The problem with such a framework is that it justifies colonialism and other forms of oppression based on some version of “The White Man’s Burden,” a poem by Rudyard Kipling, where it becomes necessary for white men to help evolve less evolved societies. Sociobiology goes further providing tacit justification for high levels of repression based on the fact that crime, poverty, and other malaise are genetically determined and not shaped by social/cultural/politic forces. Ultimately, sociobiology is just another form of scientific racism.
As I watch the celebrations of Wilson’s life, and rightfully so, I’m struck that many of those celebrating his life also are in favor of teaching Critical Race Theory in schools. I don’t think people truly understand what CRT is because CRT is more targeted at institutional processes like Wilson’s scientific racism and less at Joe Bob down the street who flies a Confederate flag. Certainly, it’s both/and, but the focus of CRT is on (or should be on) institutional power, which people like Wilson have a ton of and respectability to go with it. CRT was made for white men like Wilson.
What we need to be teaching is decolonial science and not vulgar materialism.
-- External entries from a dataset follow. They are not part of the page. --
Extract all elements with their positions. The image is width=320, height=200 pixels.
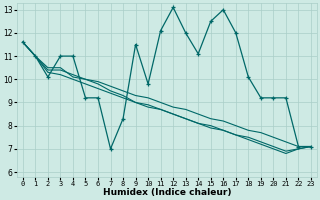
X-axis label: Humidex (Indice chaleur): Humidex (Indice chaleur) (103, 188, 231, 197)
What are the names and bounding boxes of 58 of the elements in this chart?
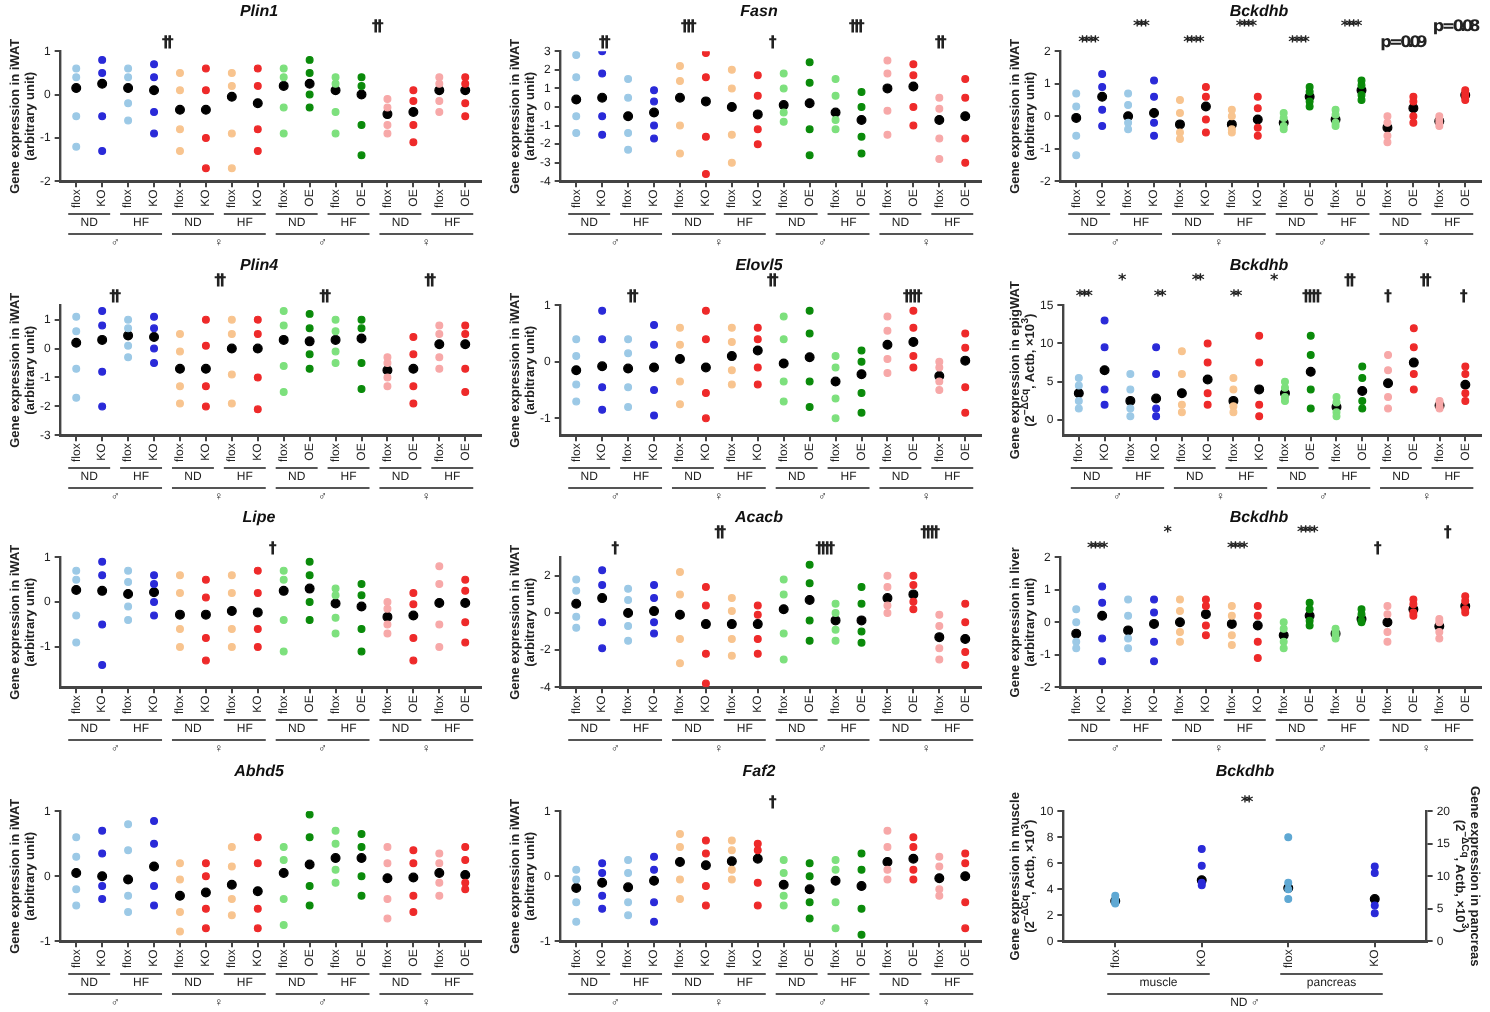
chart-title: Plin4 [239,255,280,274]
text: * [1163,523,1174,542]
text: * [1118,270,1129,289]
chart-title: Bckdhb [1229,508,1289,527]
chart-title: Faf2 [742,761,777,780]
annotation: †††† [815,539,836,558]
text: †† [1419,270,1432,289]
annotation: †† [626,286,639,305]
annotation: † [768,792,777,811]
text: p = 0.08 [1432,17,1482,36]
annotation: ** [1153,286,1169,305]
annotation: †††† [1302,286,1323,305]
annotation: **** [1226,539,1251,558]
annotation: †† [161,33,174,52]
text: **** [1235,17,1259,36]
annotation: † [1459,286,1468,305]
text: ††† [848,17,865,36]
text: †† [424,270,437,289]
annotation: † [1373,539,1382,558]
text: **** [1340,17,1364,36]
text: † [1443,523,1452,542]
annotation: **** [1078,33,1102,52]
annotation: †† [934,33,947,52]
annotation: p = 0.09 [1380,33,1429,52]
annotation: † [268,539,277,558]
text: †† [319,286,332,305]
chart-title: Bckdhb [1229,255,1289,274]
chart-title: Fasn [740,2,778,21]
text: †† [766,270,779,289]
annotation: † [1383,286,1392,305]
annotation: †† [598,33,611,52]
annotation: ** [1240,792,1255,811]
text: †† [1343,270,1356,289]
annotation: **** [1086,539,1111,558]
chart-title: Bckdhb [1215,761,1275,780]
text: *** [1132,17,1152,36]
chart-title: Plin1 [239,2,280,21]
chart-title: Elovl5 [735,255,784,274]
annotation: *** [1075,286,1095,305]
text: **** [1297,523,1321,542]
text: †††† [920,523,941,542]
text: †† [214,270,227,289]
text: ** [1191,270,1207,289]
text: ††† [680,17,697,36]
chart-title: Bckdhb [1229,2,1289,21]
annotation: †††† [902,286,923,305]
text: †† [714,523,727,542]
chart-title: Abhd5 [232,761,285,780]
chart-title: Acacb [732,508,784,527]
annotation: ** [1229,286,1245,305]
text: †† [371,17,384,36]
annotation: † [611,539,620,558]
text: †† [109,286,122,305]
annotation: † [768,33,777,52]
text: * [1269,270,1280,289]
annotation: **** [1183,33,1207,52]
annotation: **** [1288,33,1312,52]
chart-title: Lipe [242,508,277,527]
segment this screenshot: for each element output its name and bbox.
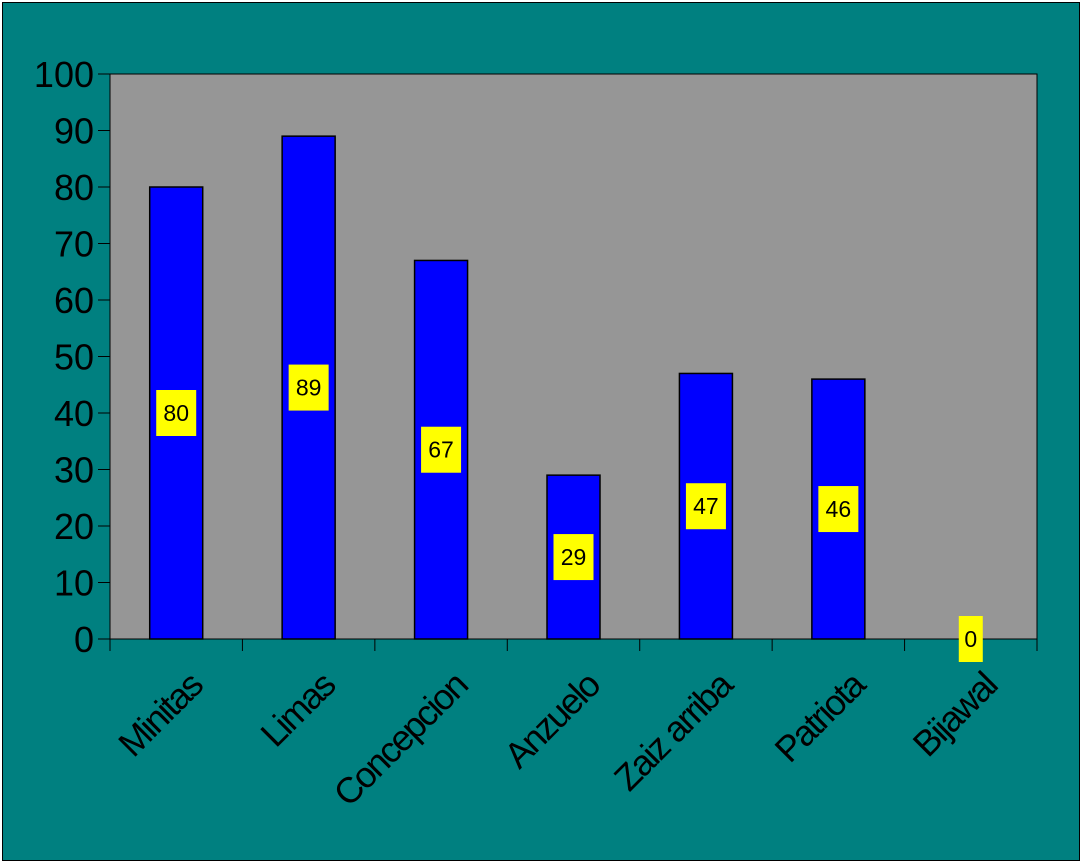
y-tick-label: 50: [54, 337, 94, 378]
data-label: 46: [826, 496, 852, 522]
x-category-label: Patriota: [767, 663, 875, 771]
y-tick-label: 90: [54, 111, 94, 152]
y-tick-label: 30: [54, 450, 94, 491]
y-tick-label: 80: [54, 167, 94, 208]
data-label: 67: [428, 437, 454, 463]
data-label-box: [553, 534, 594, 581]
y-tick-label: 40: [54, 393, 94, 434]
x-category-label: Anzuelo: [496, 664, 608, 776]
data-label: 80: [163, 400, 189, 426]
x-category-label: Bijawal: [905, 665, 1005, 765]
data-label: 0: [964, 626, 977, 652]
data-label: 47: [693, 493, 719, 519]
y-tick-label: 70: [54, 224, 94, 265]
data-label-box: [818, 486, 859, 533]
x-category-label: Concepcion: [325, 665, 474, 814]
x-category-label: Limas: [252, 664, 343, 755]
y-tick-label: 100: [34, 54, 94, 95]
y-tick-label: 0: [74, 619, 94, 660]
data-label-box: [685, 483, 726, 530]
data-label-box: [288, 364, 329, 411]
y-tick-label: 60: [54, 280, 94, 321]
y-tick-label: 10: [54, 563, 94, 604]
data-label: 29: [561, 544, 587, 570]
data-label-box: [156, 390, 197, 436]
data-label-box: [958, 616, 983, 662]
data-label: 89: [296, 375, 322, 401]
x-category-label: Minitas: [110, 664, 210, 764]
data-label-box: [421, 426, 462, 473]
x-category-label: Zaiz arriba: [606, 663, 742, 799]
y-tick-label: 20: [54, 506, 94, 547]
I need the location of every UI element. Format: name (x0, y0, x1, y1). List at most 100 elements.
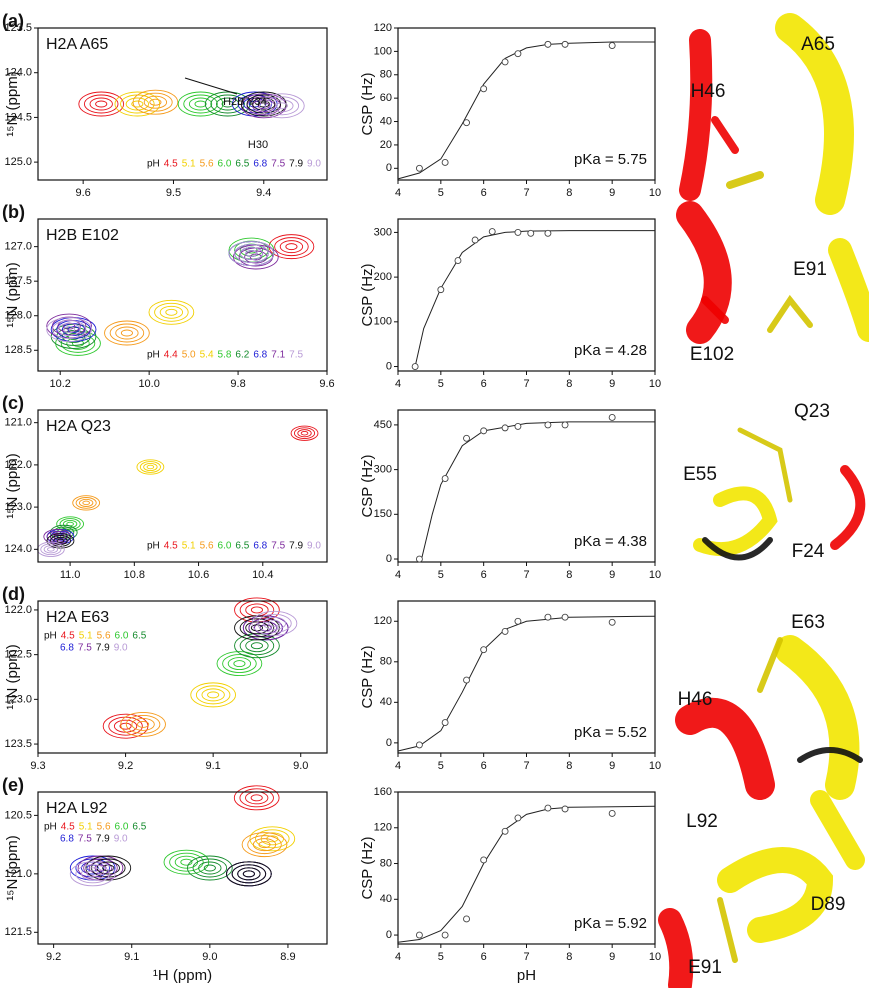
peak-contour (228, 241, 275, 266)
structure-cartoon (775, 13, 854, 215)
data-point (441, 931, 449, 939)
peak-contour (131, 717, 155, 731)
legend-entry: 7.9 (289, 541, 303, 552)
peak-contour (89, 97, 113, 111)
y-tick-label: 80 (380, 656, 392, 668)
y-tick-label: 124.5 (4, 111, 32, 123)
data-point (561, 613, 569, 621)
peak-contour (227, 657, 252, 671)
y-tick-label: 0 (386, 162, 392, 174)
y-axis-label: CSP (Hz) (359, 263, 376, 326)
peak-contour (180, 858, 193, 866)
y-tick-label: 40 (380, 696, 392, 708)
peak-contour (190, 682, 237, 708)
plot-frame (37, 27, 328, 181)
structure-cartoon (717, 847, 834, 943)
legend-title: pH (44, 822, 57, 833)
peak-contour (125, 97, 149, 111)
y-tick-label: 121.0 (4, 868, 32, 880)
plot-frame (37, 600, 328, 754)
structure-label: H46 (678, 689, 713, 710)
spectrum-title: H2B E102 (46, 227, 119, 244)
structure-cartoon (693, 486, 778, 557)
legend-entry: 6.8 (60, 643, 74, 654)
structure-cartoon (717, 897, 738, 963)
structure-label: A65 (801, 34, 835, 55)
peak-contour (245, 603, 269, 617)
peak-contour (285, 243, 298, 251)
fit-curve (414, 230, 655, 367)
x-tick-label: 9 (609, 569, 615, 581)
pka-label: pKa = 5.92 (574, 915, 647, 932)
x-tick-label: 7 (523, 760, 529, 772)
legend-entry: 7.1 (271, 350, 285, 361)
fit-curve (397, 41, 655, 180)
peak-contour (57, 319, 81, 333)
peak-contour (254, 621, 278, 635)
y-tick-label: 127.0 (4, 241, 32, 253)
x-tick-label: 9 (609, 760, 615, 772)
peak-contour (69, 861, 116, 887)
peak-contour (226, 861, 272, 887)
peak-contour (268, 234, 315, 260)
structure-cartoon (711, 116, 739, 154)
x-tick-label: 9.3 (30, 760, 45, 772)
x-tick-label: 9.0 (202, 951, 217, 963)
data-point (480, 646, 488, 654)
peak-contour (47, 547, 55, 552)
peak-contour (216, 651, 263, 677)
structure-cartoon (702, 537, 773, 561)
structure-cartoon (757, 637, 783, 693)
legend-entry: 9.0 (307, 541, 321, 552)
peak-contour (51, 320, 87, 339)
peak-contour (165, 308, 178, 316)
y-tick-label: 124.0 (4, 543, 32, 555)
peak-contour (62, 519, 78, 529)
x-tick-label: 4 (395, 378, 401, 390)
structure-cartoon (679, 29, 713, 201)
x-axis-label: pH (517, 967, 536, 984)
x-tick-label: 9.2 (118, 760, 133, 772)
peak-contour (245, 250, 258, 257)
x-tick-label: 5 (438, 951, 444, 963)
y-axis-label: CSP (Hz) (359, 645, 376, 708)
peak-contour (67, 326, 80, 333)
data-point (608, 414, 616, 421)
legend-title: pH (147, 541, 160, 552)
peak-contour (51, 316, 87, 336)
y-axis-label: ¹⁵N (ppm) (4, 71, 21, 136)
x-tick-label: 9 (609, 187, 615, 199)
peak-contour (169, 852, 204, 872)
data-point (463, 676, 470, 684)
structure-cartoon (675, 697, 775, 800)
data-point (608, 618, 616, 626)
structure-cartoon (701, 296, 729, 324)
legend-entry: 5.8 (218, 350, 232, 361)
legend-entry: 5.6 (200, 541, 214, 552)
legend-entry: 7.9 (96, 834, 110, 845)
x-tick-label: 11.0 (60, 569, 81, 581)
x-tick-label: 6 (481, 760, 487, 772)
peak-contour (72, 495, 101, 511)
peak-contour (297, 429, 312, 438)
pka-label: pKa = 4.38 (574, 533, 647, 550)
peak-contour (159, 305, 184, 319)
peak-contour (120, 711, 166, 737)
legend-entry: 6.0 (115, 631, 129, 642)
data-point (514, 617, 522, 625)
legend-entry: 7.5 (289, 350, 303, 361)
peak-contour (221, 100, 234, 108)
data-point (454, 257, 462, 265)
y-tick-label: 121.5 (4, 926, 32, 938)
x-tick-label: 9 (609, 951, 615, 963)
y-axis-label: ¹⁵N (ppm) (4, 835, 21, 900)
peak-contour (250, 606, 263, 614)
structure-cartoon (676, 201, 732, 344)
data-point (415, 555, 423, 563)
data-point (544, 421, 552, 429)
peak-contour (198, 861, 222, 875)
structure-cartoon (810, 790, 865, 870)
y-axis-label: CSP (Hz) (359, 836, 376, 899)
structure-label: D89 (811, 894, 846, 915)
data-point (527, 229, 535, 237)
Vulgar materialism is that the object dictates the subject, e.g. genetics dictates culture and not the other way around. The more we’re learning about genetics, the more clear it’s becoming that the material is shaped as much by the subjective (and even spiritual) as the material determines the subjective. Robert Lewontin coined the phrase “dialectical biology” to study living beings as a process of creation between material and subjective.
Furthermore, Western science should listen more thoroughly to other forms of science from indigenous and non-Western cultures. Science itself is a human universal. All human societies observe systematically and experiment though timescales are quite different and much of this science is entertwined with spirituality.
Finally, the assumption that more “civilized” societies are more evolved is quite suspect. David Graeber has called into question whether civilization was to any human benefit at all and that “primitive” non-hierarchical societies were actually quite large, complex, and sophisticated.
Maybe much of what the West knows about the world is wrong and one day we’ll look back on people like EO Wilson and feel sorrow for their ignorance.